Em período eleitoral para as eleições de 08 de Maio, quando a África do Sul vai conhecer a nova composição do seu Parlamento, que vai determinar, segundo o sistema eleitoral local, o Presidente do país, e ainda os eleitos das assembleias regionais, Cyril Ramaphosa, num discurso proferido na passada semana, deitou achas para a fogueira do ódio xenófobo no país, despoletando mais uma vaga contra estrangeiros, especialmente dos países vizinhos.

Desta feita, Ramaphosa, que é tido como um político moderado e pouco dado a radicalismos de natureza racial ou xenófoba, atiçou os ânimos contra os pequenos comerciantes que se instalam nas townships - musseques sul-africanos -, na sua grande maioria estrangeiros oriundos dos países limítrofes ou ainda do Paquistão, Índia ou Bangladesh.

As palavras que levaram a chama ao rastilho social na África do Sul, transmitidas num canal de TV, a 20 de Março, e nas redes sociais, foram estas: "Todos chegam às nossas townships e montam negócios sem ter licenças e autorizações, mas vamos acabar com isso e quem estiver ilegal, tenha a origem que tiverem fica a saber que isso vai acabar".

Com registo de episódios de violência em vários pontos do país mas com destaque para a cidade de Durban, e com um registo de dezenas de feridos e vários mortos, que vão de três a mais de uma dezena, de acordo com várias fontes, carros e lojas de estrangeiros incendiadas, pessoas agredidas na rua sob a acusação de que estão a roubar os empregos aos sul-africanos, o Presidente Cyril Ramaphosa, depois de ter feito de incendiário veio a público na condição de bombeiro para tentar apagar o fogo social que o próprio ajudou a alastrar.

Mesmo que nas suas palavras não tenha recorrido ao termo estrangeiro, a verdade é que este tipo de situação não é nova na África do Sul, havendo, desde o fim do apartheid, em 1994, dezenas de períodos de grande tensão e violência xenófoba, coincidindo com o aprofundar da crise económica que o país vive, e que é cada vez mais intensa, sendo natural que as comunidades mais afectadas pelo desemprego tenha interpretado as suas palavras como uma espécie de autorização "oficial" para atacar estrangeiros.

Face ao resultado das suas palavras, Ramaphosa procurou corrigir o tiro dizendo que este tipo de incidentes "violam tudo aquilo pelo qual o povo sul-africano lutou durante muitas décadas", enfatizando a sua "firme condenação" dos episódios porque não é isso que define o povo da África do Sul.
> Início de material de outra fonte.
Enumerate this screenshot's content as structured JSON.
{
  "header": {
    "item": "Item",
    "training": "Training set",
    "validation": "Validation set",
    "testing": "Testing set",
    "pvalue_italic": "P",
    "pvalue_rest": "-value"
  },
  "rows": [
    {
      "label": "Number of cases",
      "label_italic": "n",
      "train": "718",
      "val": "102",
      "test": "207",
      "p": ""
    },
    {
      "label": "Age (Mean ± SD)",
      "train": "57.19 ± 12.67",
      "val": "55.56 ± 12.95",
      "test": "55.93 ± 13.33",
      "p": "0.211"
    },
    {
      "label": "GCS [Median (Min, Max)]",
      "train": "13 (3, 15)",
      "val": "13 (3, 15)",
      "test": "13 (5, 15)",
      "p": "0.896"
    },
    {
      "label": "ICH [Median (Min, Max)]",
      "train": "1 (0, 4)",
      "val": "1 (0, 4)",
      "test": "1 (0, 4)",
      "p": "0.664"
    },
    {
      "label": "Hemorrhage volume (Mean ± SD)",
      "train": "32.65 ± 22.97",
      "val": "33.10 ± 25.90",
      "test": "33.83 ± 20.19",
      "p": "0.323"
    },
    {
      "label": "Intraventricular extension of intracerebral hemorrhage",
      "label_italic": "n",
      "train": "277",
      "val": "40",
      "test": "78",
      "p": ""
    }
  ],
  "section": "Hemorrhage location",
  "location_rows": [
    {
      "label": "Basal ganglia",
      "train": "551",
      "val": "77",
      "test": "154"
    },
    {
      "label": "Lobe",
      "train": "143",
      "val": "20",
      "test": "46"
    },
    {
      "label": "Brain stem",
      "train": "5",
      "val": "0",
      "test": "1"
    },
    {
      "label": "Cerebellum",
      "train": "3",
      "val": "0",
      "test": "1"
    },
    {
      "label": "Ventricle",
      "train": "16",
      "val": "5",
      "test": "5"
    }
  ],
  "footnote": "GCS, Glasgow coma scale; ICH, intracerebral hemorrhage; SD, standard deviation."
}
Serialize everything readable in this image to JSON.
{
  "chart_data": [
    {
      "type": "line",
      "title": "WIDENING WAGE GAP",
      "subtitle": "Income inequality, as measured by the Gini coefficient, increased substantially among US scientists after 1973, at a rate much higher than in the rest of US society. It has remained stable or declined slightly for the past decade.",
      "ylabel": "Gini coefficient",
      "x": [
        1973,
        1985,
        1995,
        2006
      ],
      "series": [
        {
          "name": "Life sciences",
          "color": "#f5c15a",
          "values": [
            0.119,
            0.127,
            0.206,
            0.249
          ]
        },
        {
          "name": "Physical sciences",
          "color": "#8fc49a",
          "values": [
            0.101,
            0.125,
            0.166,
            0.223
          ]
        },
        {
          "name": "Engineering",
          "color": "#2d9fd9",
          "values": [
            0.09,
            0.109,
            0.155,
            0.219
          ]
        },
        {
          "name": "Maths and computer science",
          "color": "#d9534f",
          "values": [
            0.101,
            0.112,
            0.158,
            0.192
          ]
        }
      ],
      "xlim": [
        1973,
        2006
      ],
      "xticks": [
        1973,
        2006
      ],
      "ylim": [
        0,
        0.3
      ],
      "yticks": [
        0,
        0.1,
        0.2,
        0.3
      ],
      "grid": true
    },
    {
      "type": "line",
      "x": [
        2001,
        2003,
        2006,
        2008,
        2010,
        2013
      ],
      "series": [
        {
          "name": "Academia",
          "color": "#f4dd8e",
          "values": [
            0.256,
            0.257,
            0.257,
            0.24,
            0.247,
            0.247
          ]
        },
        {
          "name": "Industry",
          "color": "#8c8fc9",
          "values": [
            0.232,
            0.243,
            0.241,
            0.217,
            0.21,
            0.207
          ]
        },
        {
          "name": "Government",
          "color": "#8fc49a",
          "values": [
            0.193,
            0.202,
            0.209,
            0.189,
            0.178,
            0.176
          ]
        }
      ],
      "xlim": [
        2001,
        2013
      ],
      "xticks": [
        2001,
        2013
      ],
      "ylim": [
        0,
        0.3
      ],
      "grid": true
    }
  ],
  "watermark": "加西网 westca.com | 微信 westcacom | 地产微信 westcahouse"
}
Entretanto, num esforço suplementar para atacar o problema, a ministra das Relações Internacionais e Cooperação, Lindiwe Sisulu, agendou para hoje uma reunião com os embaixadores da Comunidade de Desenvolvimento da África Austral, da Índia, do Paquistão e do Bangladesh, por serem as comunidades mais atingidas, com quem pretende discutir a onda de violência xenófoba, contando também com o ministro da Polícia, Bhekokwakhe "Bheki" Hamilton Cele.

Lindiwe Sisulu foi a primeira a sair a público para tentar reparar os danos provocados pelas palavras de Ramaphosa, enfatizando as preocupações do Governo do ANC, partido histórico que dirige o país desde o fim do apartheid mas que tem vindo a perder fulgor eleitoral no país nos últimos actos eleitorais devido não só à corrupção mas essencialmente pela aparente incapacidade para resolver os problemas económicos da África do Sul e que tem nestas eleições de 08 de Maio um teste de extrema importância para o seu futuro.

"Reconhecemos (o Governo a que pertence) os sacrifícios de cidadãos de muitos países africanos que foram muito importantes para o fim do regime do apartheid", disse a ministra, procurando atenuar o ímpeto sanguinário contra as comunidades estrangeiras, com os ataques massivos contra moçambicanos e zimbabueanos há uns anos, que fizeram muitas dezenas de mortos.

Recorde-se que alguns dos episódios desta onda de violência foram filmados e os vídeos colocados nas redes sociais, nomeadamente de camiões e outros veículos comerciais a arder, ataques a pessoas indefesas, etc, o que gerou uma forte indignação internacional.